Of course, this movie has played out like Groundhog Day with higher opens that have faded into the close all week but today's action feels more bullish as we believe there is a good chance the market holds resistance. Today's headline event with the Fed is now a tailwind and we mentioned that tomorrow's close will be more important than today's.
February has been super bullish following the beginning of the month dip and if the bulls can get through this week above resistance there is a good chance our fluff targets from December come into play.
Although historically bullish, March can also be a tricky month to trade as recent years have been very volatile.

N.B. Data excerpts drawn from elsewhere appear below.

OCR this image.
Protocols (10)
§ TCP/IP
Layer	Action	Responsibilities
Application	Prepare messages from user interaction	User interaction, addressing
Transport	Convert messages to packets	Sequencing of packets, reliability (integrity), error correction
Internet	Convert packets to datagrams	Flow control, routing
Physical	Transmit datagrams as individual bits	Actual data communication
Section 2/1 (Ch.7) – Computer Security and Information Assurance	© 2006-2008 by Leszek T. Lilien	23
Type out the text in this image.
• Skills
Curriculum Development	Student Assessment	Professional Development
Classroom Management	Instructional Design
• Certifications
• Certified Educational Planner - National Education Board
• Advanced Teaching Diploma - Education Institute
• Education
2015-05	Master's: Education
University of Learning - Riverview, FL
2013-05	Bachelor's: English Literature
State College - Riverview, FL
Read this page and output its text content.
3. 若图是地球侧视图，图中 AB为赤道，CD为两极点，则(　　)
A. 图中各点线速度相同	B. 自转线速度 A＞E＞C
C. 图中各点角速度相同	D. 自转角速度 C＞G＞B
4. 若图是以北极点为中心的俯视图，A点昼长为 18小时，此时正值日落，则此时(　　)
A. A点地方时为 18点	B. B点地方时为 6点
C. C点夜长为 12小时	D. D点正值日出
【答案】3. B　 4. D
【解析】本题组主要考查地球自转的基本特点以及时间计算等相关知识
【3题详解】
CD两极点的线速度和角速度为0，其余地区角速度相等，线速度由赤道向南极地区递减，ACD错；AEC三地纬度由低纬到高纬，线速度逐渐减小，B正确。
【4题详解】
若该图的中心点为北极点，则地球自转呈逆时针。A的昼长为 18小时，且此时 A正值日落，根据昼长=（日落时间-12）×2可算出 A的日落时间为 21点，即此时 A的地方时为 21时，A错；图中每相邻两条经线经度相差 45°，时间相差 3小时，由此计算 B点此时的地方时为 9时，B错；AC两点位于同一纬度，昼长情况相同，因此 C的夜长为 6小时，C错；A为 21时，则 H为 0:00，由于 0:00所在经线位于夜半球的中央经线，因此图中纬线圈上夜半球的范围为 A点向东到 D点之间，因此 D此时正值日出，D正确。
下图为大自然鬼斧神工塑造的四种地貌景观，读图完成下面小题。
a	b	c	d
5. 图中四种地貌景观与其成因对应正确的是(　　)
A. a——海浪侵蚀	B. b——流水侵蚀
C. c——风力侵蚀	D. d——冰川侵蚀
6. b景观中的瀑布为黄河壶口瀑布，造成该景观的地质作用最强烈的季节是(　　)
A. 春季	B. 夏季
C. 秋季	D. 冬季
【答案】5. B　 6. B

We believe the VIX could resume its wild price swings and as option traders it is exactly what we want to see. There will be plenty of opportunities to play index option trades on the major indexes if volatility returns.
We will cover more of our near-term outlook in this weekend's Weekly Wrap but for now all signs are pointing towards a continued rally.
As we make the turn, the Dow is higher by 35 points to 16,233 while the S&P 500 is advancing 4 points to 1,849. The Nasdaq is up 14 points to 4,306 and the Russell 2000 is gaining a point to 1,183. The S&P Volatility Index ($VIX, 14.17, down 0.18) has stayed below 15 and is edging lower.